「冬ー0」


今日から私は此処に住む。

両親の敵、この板倉組に。




「よく来た」

畳の部屋に通されると、奥の方に彼が見えた。

私を切望した人。切望の余り両親を追い込んだ人。

黙り込んでただ座布団に腰を降ろす。

「・・・来ないかと思っていたぞ」

どちらかといえば整った容貌で。

でも俗に云うインテリとは程遠く。

彼は確かにこの世界に生きる男の匂いがした。




つまり私は囲われるのだ。

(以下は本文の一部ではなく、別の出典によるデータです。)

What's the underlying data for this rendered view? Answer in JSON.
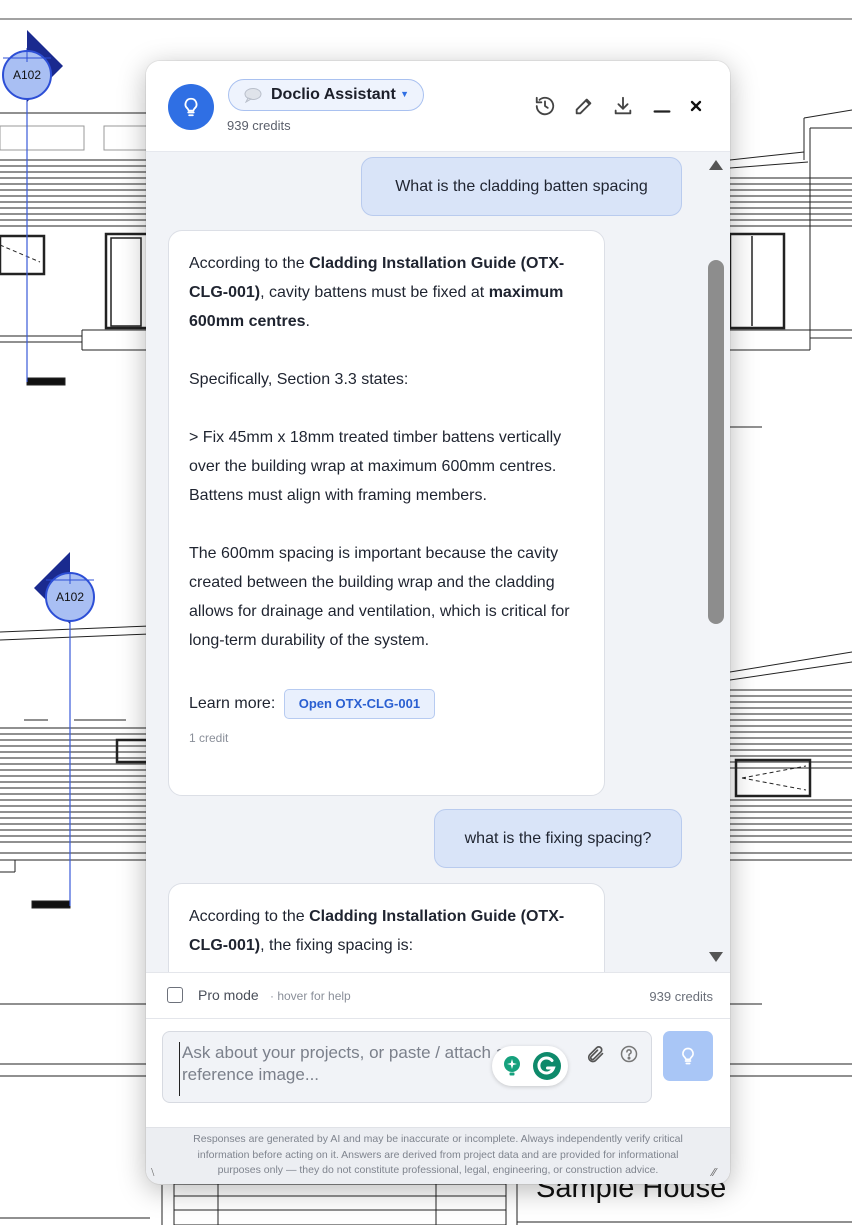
{
  "drawing": {
    "section_marker_1": "A102",
    "section_marker_2": "A102",
    "title_block_text": "Sample House"
  },
  "header": {
    "assistant_name": "Doclio Assistant",
    "credits": "939 credits",
    "icons": [
      "history-icon",
      "edit-icon",
      "download-icon",
      "minimize-icon",
      "close-icon"
    ]
  },
  "messages": [
    {
      "role": "user",
      "text": "What is the cladding batten spacing"
    },
    {
      "role": "assistant",
      "p1_a": "According to the ",
      "p1_b": "Cladding Installation Guide (OTX-CLG-001)",
      "p1_c": ", cavity battens must be fixed at ",
      "p1_d": "maximum 600mm centres",
      "p1_e": ".",
      "p2": "Specifically, Section 3.3 states:",
      "p3": "> Fix 45mm x 18mm treated timber battens vertically over the building wrap at maximum 600mm centres. Battens must align with framing members.",
      "p4": "The 600mm spacing is important because the cavity created between the building wrap and the cladding allows for drainage and ventilation, which is critical for long-term durability of the system.",
      "learn_more": "Learn more:",
      "open_button": "Open OTX-CLG-001",
      "credit": "1 credit"
    },
    {
      "role": "user",
      "text": "what is the fixing spacing?"
    },
    {
      "role": "assistant",
      "p1_a": "According to the ",
      "p1_b": "Cladding Installation Guide (OTX-CLG-001)",
      "p1_c": ", the fixing spacing is:"
    }
  ],
  "pro_mode": {
    "label": "Pro mode",
    "hint": "· hover for help",
    "credits": "939 credits",
    "checked": false
  },
  "composer": {
    "placeholder": "Ask about your projects, or paste / attach a reference image..."
  },
  "disclaimer": "Responses are generated by AI and may be inaccurate or incomplete. Always independently verify critical information before acting on it. Answers are derived from project data and are provided for informational purposes only — they do not constitute professional, legal, engineering, or construction advice.",
  "colors": {
    "accent": "#2f6fe4",
    "user_bubble": "#d9e4f8",
    "send_button": "#a9c6f6",
    "scroll_thumb": "#8d8d8d"
  }
}
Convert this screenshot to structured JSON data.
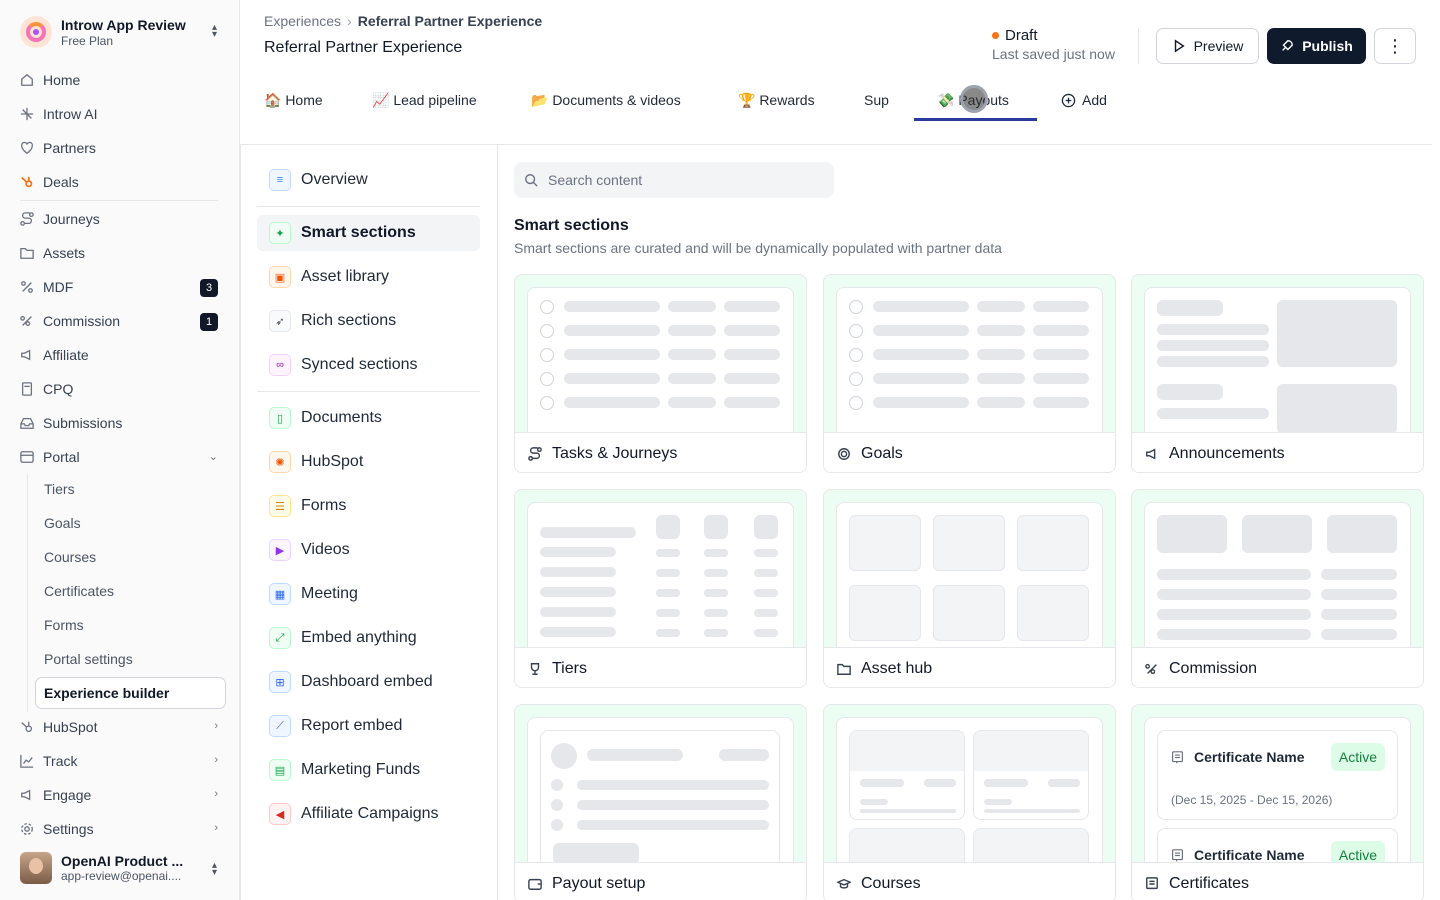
{
  "workspace": {
    "name": "Introw App Review",
    "plan": "Free Plan"
  },
  "sidebar": {
    "items": [
      {
        "label": "Home"
      },
      {
        "label": "Introw AI"
      },
      {
        "label": "Partners"
      },
      {
        "label": "Deals"
      },
      {
        "label": "Journeys"
      },
      {
        "label": "Assets"
      },
      {
        "label": "MDF",
        "badge": "3"
      },
      {
        "label": "Commission",
        "badge": "1"
      },
      {
        "label": "Affiliate"
      },
      {
        "label": "CPQ"
      },
      {
        "label": "Submissions"
      },
      {
        "label": "Portal"
      }
    ],
    "portal_sub": [
      "Tiers",
      "Goals",
      "Courses",
      "Certificates",
      "Forms",
      "Portal settings",
      "Experience builder"
    ],
    "bottom": [
      {
        "label": "HubSpot"
      },
      {
        "label": "Track"
      },
      {
        "label": "Engage"
      },
      {
        "label": "Settings"
      }
    ]
  },
  "user": {
    "name": "OpenAI Product ...",
    "email": "app-review@openai...."
  },
  "header": {
    "breadcrumb_root": "Experiences",
    "breadcrumb_current": "Referral Partner Experience",
    "title": "Referral Partner Experience",
    "status": "Draft",
    "saved": "Last saved just now",
    "preview_label": "Preview",
    "publish_label": "Publish",
    "more_label": "⋮"
  },
  "tabs": [
    {
      "label": "🏠 Home"
    },
    {
      "label": "📈 Lead pipeline"
    },
    {
      "label": "📂 Documents & videos"
    },
    {
      "label": "🏆 Rewards"
    },
    {
      "label": "Sup"
    },
    {
      "label": "💸 Payouts"
    },
    {
      "label": "Add"
    }
  ],
  "active_tab": "💸 Payouts",
  "library": {
    "groups": [
      [
        "Overview"
      ],
      [
        "Smart sections",
        "Asset library",
        "Rich sections",
        "Synced sections"
      ],
      [
        "Documents",
        "HubSpot",
        "Forms",
        "Videos",
        "Meeting",
        "Embed anything",
        "Dashboard embed",
        "Report embed",
        "Marketing Funds",
        "Affiliate Campaigns"
      ]
    ],
    "active": "Smart sections"
  },
  "content": {
    "search_placeholder": "Search content",
    "section_title": "Smart sections",
    "section_subtitle": "Smart sections are curated and will be dynamically populated with partner data",
    "cards": [
      "Tasks & Journeys",
      "Goals",
      "Announcements",
      "Tiers",
      "Asset hub",
      "Commission",
      "Payout setup",
      "Courses",
      "Certificates"
    ],
    "certificate_preview": {
      "name": "Certificate Name",
      "status": "Active",
      "dates": "(Dec 15, 2025 - Dec 15, 2026)"
    }
  },
  "colors": {
    "accent": "#2b3a9e",
    "publish_bg": "#0f1b2d",
    "draft_dot": "#f97316",
    "card_preview_bg": "#ecfdf3"
  }
}
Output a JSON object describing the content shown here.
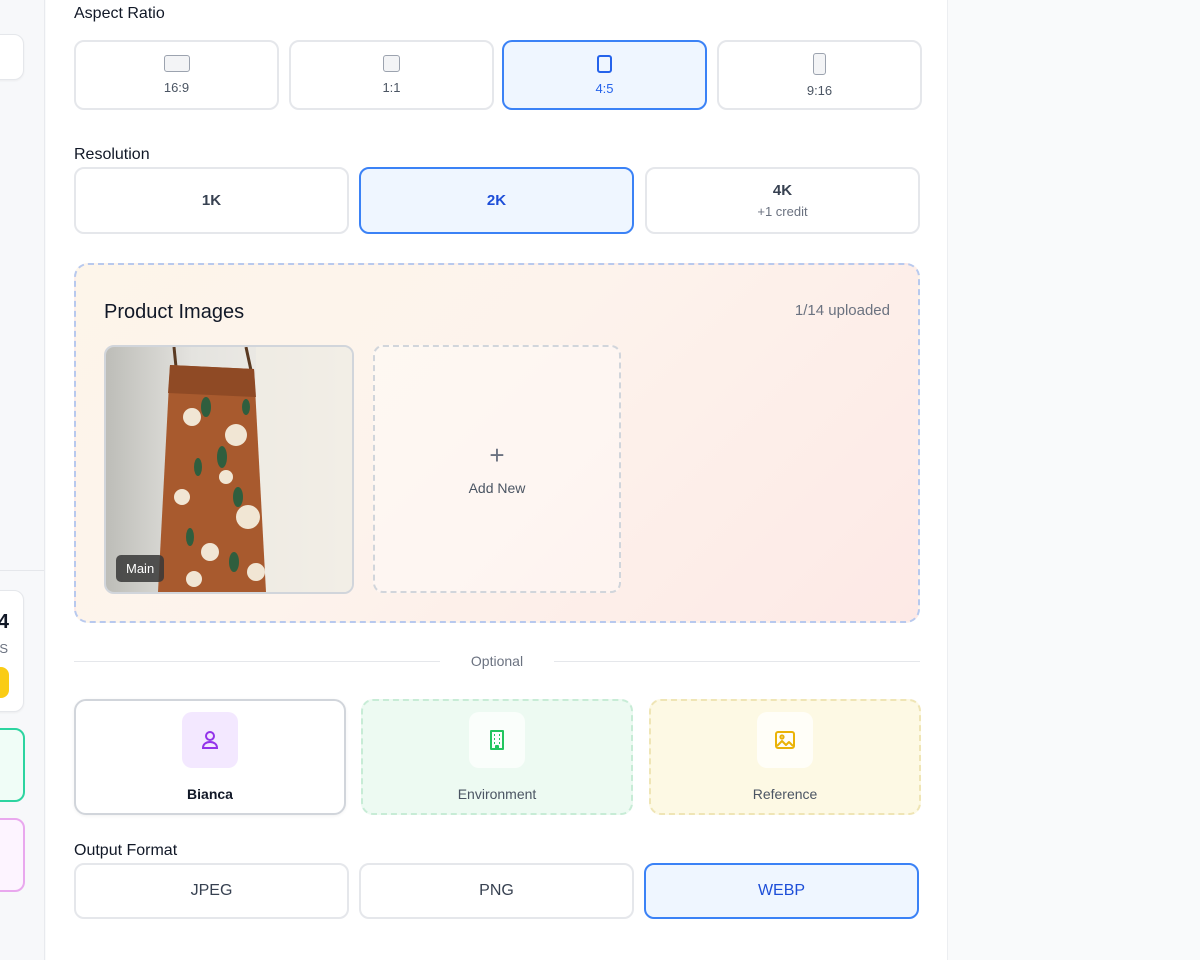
{
  "sidebar": {
    "stat_number": "4",
    "stat_sub": "S"
  },
  "aspect_ratio": {
    "label": "Aspect Ratio",
    "options": [
      {
        "label": "16:9",
        "selected": false
      },
      {
        "label": "1:1",
        "selected": false
      },
      {
        "label": "4:5",
        "selected": true
      },
      {
        "label": "9:16",
        "selected": false
      }
    ]
  },
  "resolution": {
    "label": "Resolution",
    "options": [
      {
        "label": "1K",
        "sub": "",
        "selected": false
      },
      {
        "label": "2K",
        "sub": "",
        "selected": true
      },
      {
        "label": "4K",
        "sub": "+1 credit",
        "selected": false
      }
    ]
  },
  "product_images": {
    "title": "Product Images",
    "count": "1/14 uploaded",
    "main_tag": "Main",
    "add_new": "Add New"
  },
  "optional": {
    "label": "Optional",
    "cards": {
      "model": "Bianca",
      "environment": "Environment",
      "reference": "Reference"
    }
  },
  "output_format": {
    "label": "Output Format",
    "options": [
      {
        "label": "JPEG",
        "selected": false
      },
      {
        "label": "PNG",
        "selected": false
      },
      {
        "label": "WEBP",
        "selected": true
      }
    ]
  },
  "colors": {
    "accent": "#3b82f6",
    "accent_bg": "#eff6ff",
    "model_icon": "#9333ea",
    "environment_icon": "#22c55e",
    "reference_icon": "#eab308",
    "sidebar_badge": "#facc15"
  },
  "icons": {
    "model": "user-icon",
    "environment": "building-icon",
    "reference": "image-icon",
    "add": "plus-icon"
  }
}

これから先、ずっと、この男に。




目の前に座った娘を見て、

いつもの表情が崩れそうになる。

それほどに、美しかった。

手に入れたかったのだ。

俺のこの手に。

落ちてきた鳥は頑なで。

心までは奪われまいと?

其処まで考え、ふと気弱になった。

果たして両親の敵である俺を

愛してくれるだろうか?




「板倉さん、とお呼びすれば・・?」

遠慮がちに聞く。

返事は、無い。

「駄目ですか、それじゃあ」

「賢祐さん、と呼んでくれたら」

それか、と彼は続ける。

「お義父さん、と」

耳を疑う。

どうして?聞き返したら思いがけず彼は少し微笑んで。

「戸籍上は俺の娘という事になっている」

邪気の無い、ほんとうの、ほほえみ。




次の日から不思議な生活が始まった。

義父は、私に触れはしないし、

私も、触れない。

頭は撫でられたけれど、いやらしい感じではない。

一体どういうことだろうか?

真意が見えない。

好意だけが垣間見える。

それに、戸惑う。




どうしてだろう?

聞きたいことはたくさんある。

それが全て、

最後には何処に行き着くのか?




愛している、それだけは云える。

心の中に喩え欲があったとしても。

隠しとおして、只慈しむ。

苦しいけれどそうすればきっと、

彼女は俺を愛してくれるようになるのではないか?




お互い、こう思っていた。

それが、今から2年前くらいの話―――――。